Pets suffering from fainting or collapsing problems are sometimes outfitted with a Holter monitor for 24 hours. This device, which is also used on humans, uses electrodes placed on the skin around the chest to track the heartbeat. Veterinarians can then look at its recordings to identify heartbeat abnormalities and match them with a pet activity diary the owners keep during the monitoring period to help determine what sparks the problem and its possible cause. But this device must be attached to the dog or cat in a way that prevents it from falling off or being chewed.

“The Holter monitor is very useful for diagnosis, but nobody likes to have it on,” said Shari Hemsley, licensed veterinary technician in CUHA’s cardiology group. “Humans attach the electrodes and wear the main machine on a belt. On an animal you have to shave their fur to get electrode contact and either wrap the wires and main machine with different bandaging material or keep it under a vest.”
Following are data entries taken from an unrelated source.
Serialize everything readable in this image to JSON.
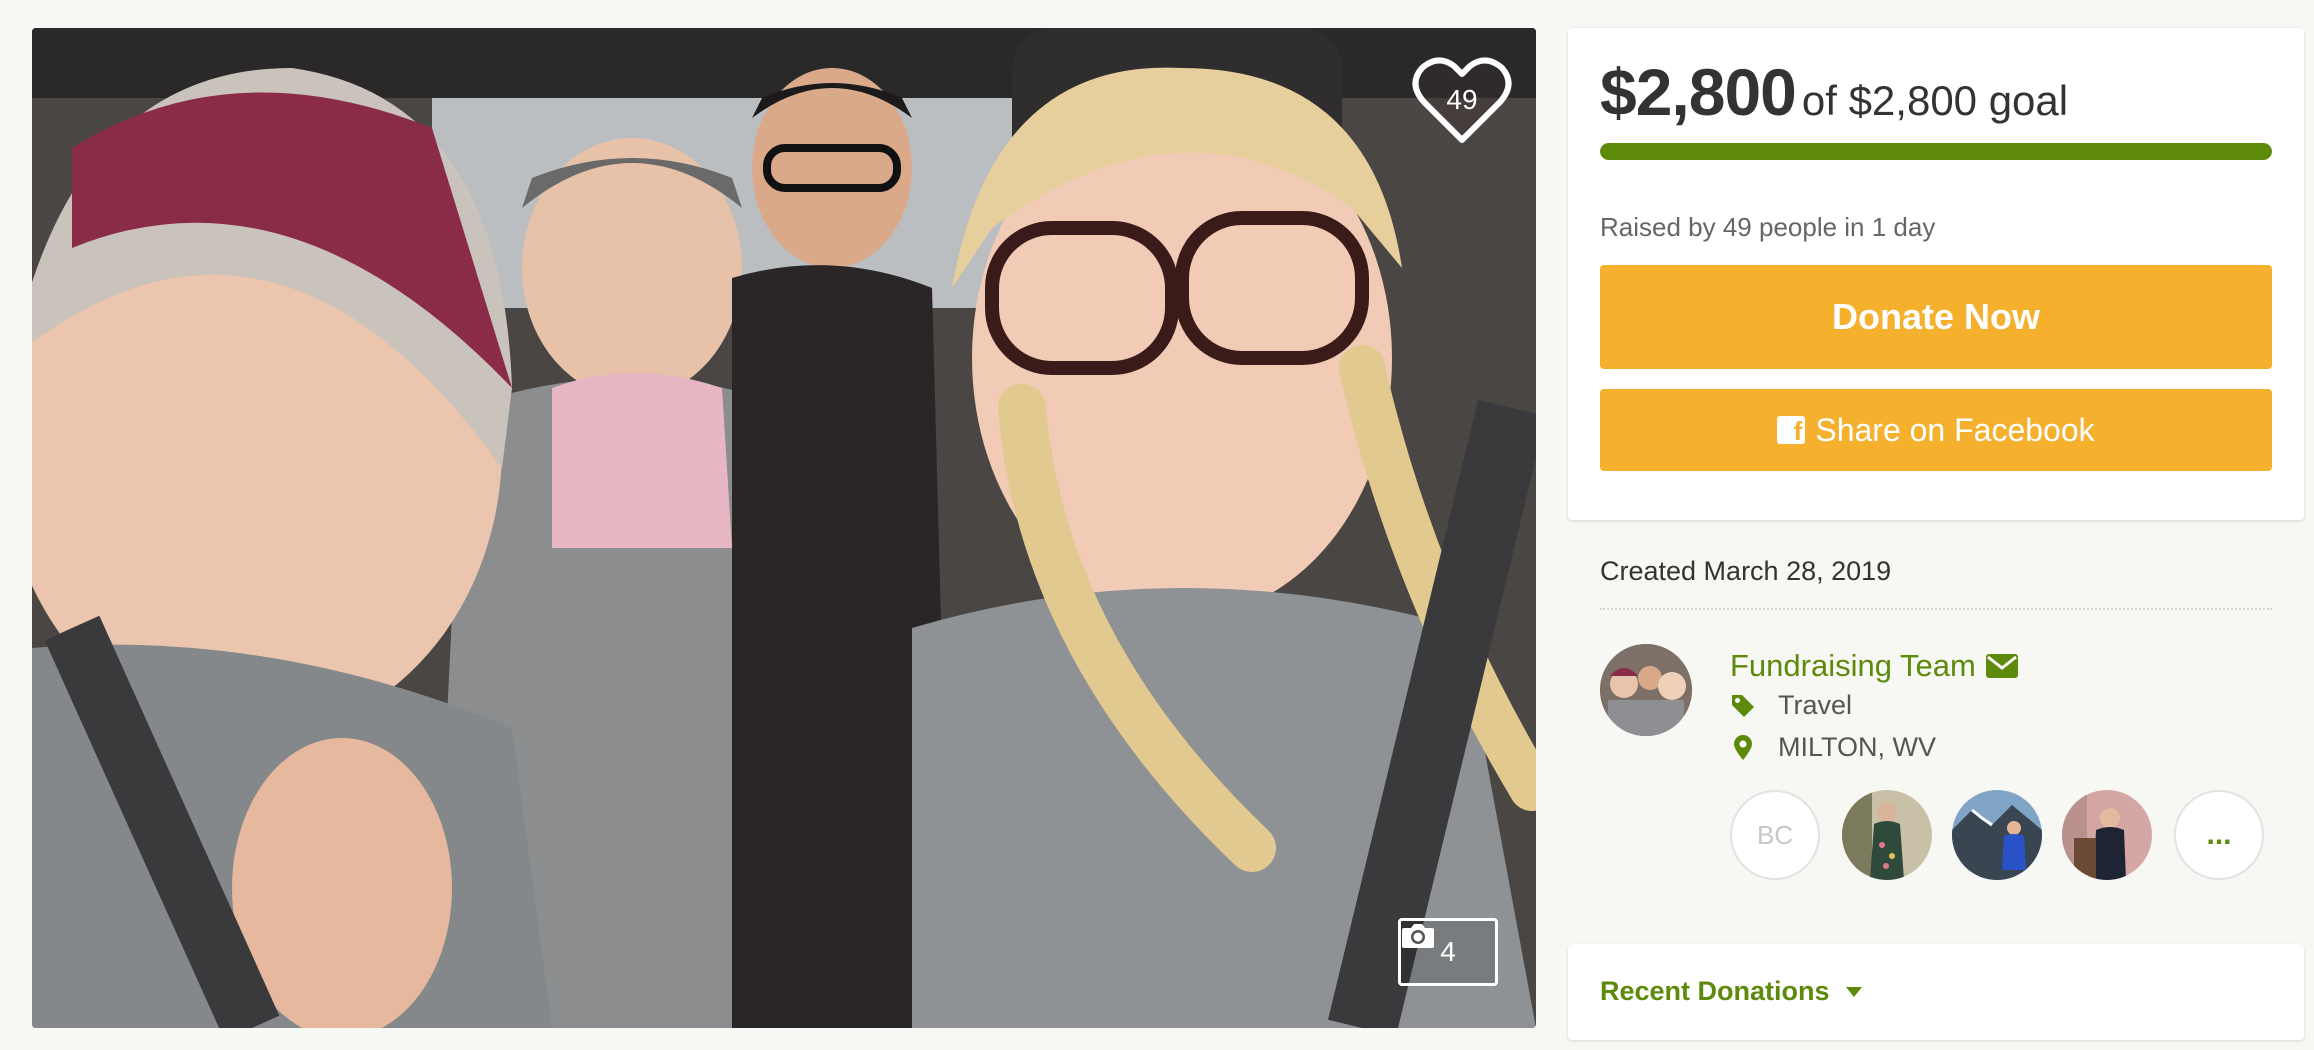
{
  "hero": {
    "like_count": "49",
    "photo_count": "4"
  },
  "donation": {
    "raised": "$2,800",
    "goal_text": "of $2,800 goal",
    "progress_fraction": 1.0,
    "raised_by": "Raised by 49 people in 1 day",
    "donate_label": "Donate Now",
    "share_label": "Share on Facebook"
  },
  "details": {
    "created": "Created March 28, 2019",
    "team_name": "Fundraising Team",
    "category": "Travel",
    "location": "MILTON, WV",
    "members": [
      {
        "initials": "BC"
      },
      {
        "more": "..."
      }
    ]
  },
  "recent": {
    "label": "Recent Donations"
  },
  "colors": {
    "accent_green": "#5e8a0c",
    "button_yellow": "#f5b02e"
  }
}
Until recently, the available vests used for this purpose had big Velcro patches that got dirty and were hard to clean. When the company that made them faded out of business, CUHA needed a new supplier. Hemsley checked with technicians from other veterinary schools to see what they were using, but they all had the same problem: their vests were very expensive and hard to keep clean.

After some sleuthing, Hemsley found a company that makes lightweight Lycra vests for dogs that are bright neon orange so their animal wearers can be seen by cars and owners in the dark. Hemsley bought several sizes and brought them to a seamstress, who customized them with red pockets and buttons to hold the main body of the monitors in place.

“It’s snuggly, easier to manage, and the clients really like it,” said Hemsley.

CUHA now offers the improved vests to its own patients and in kits for referring veterinarians that include a monitor, vest, and instructions for using the device at their practice before sending the kit back.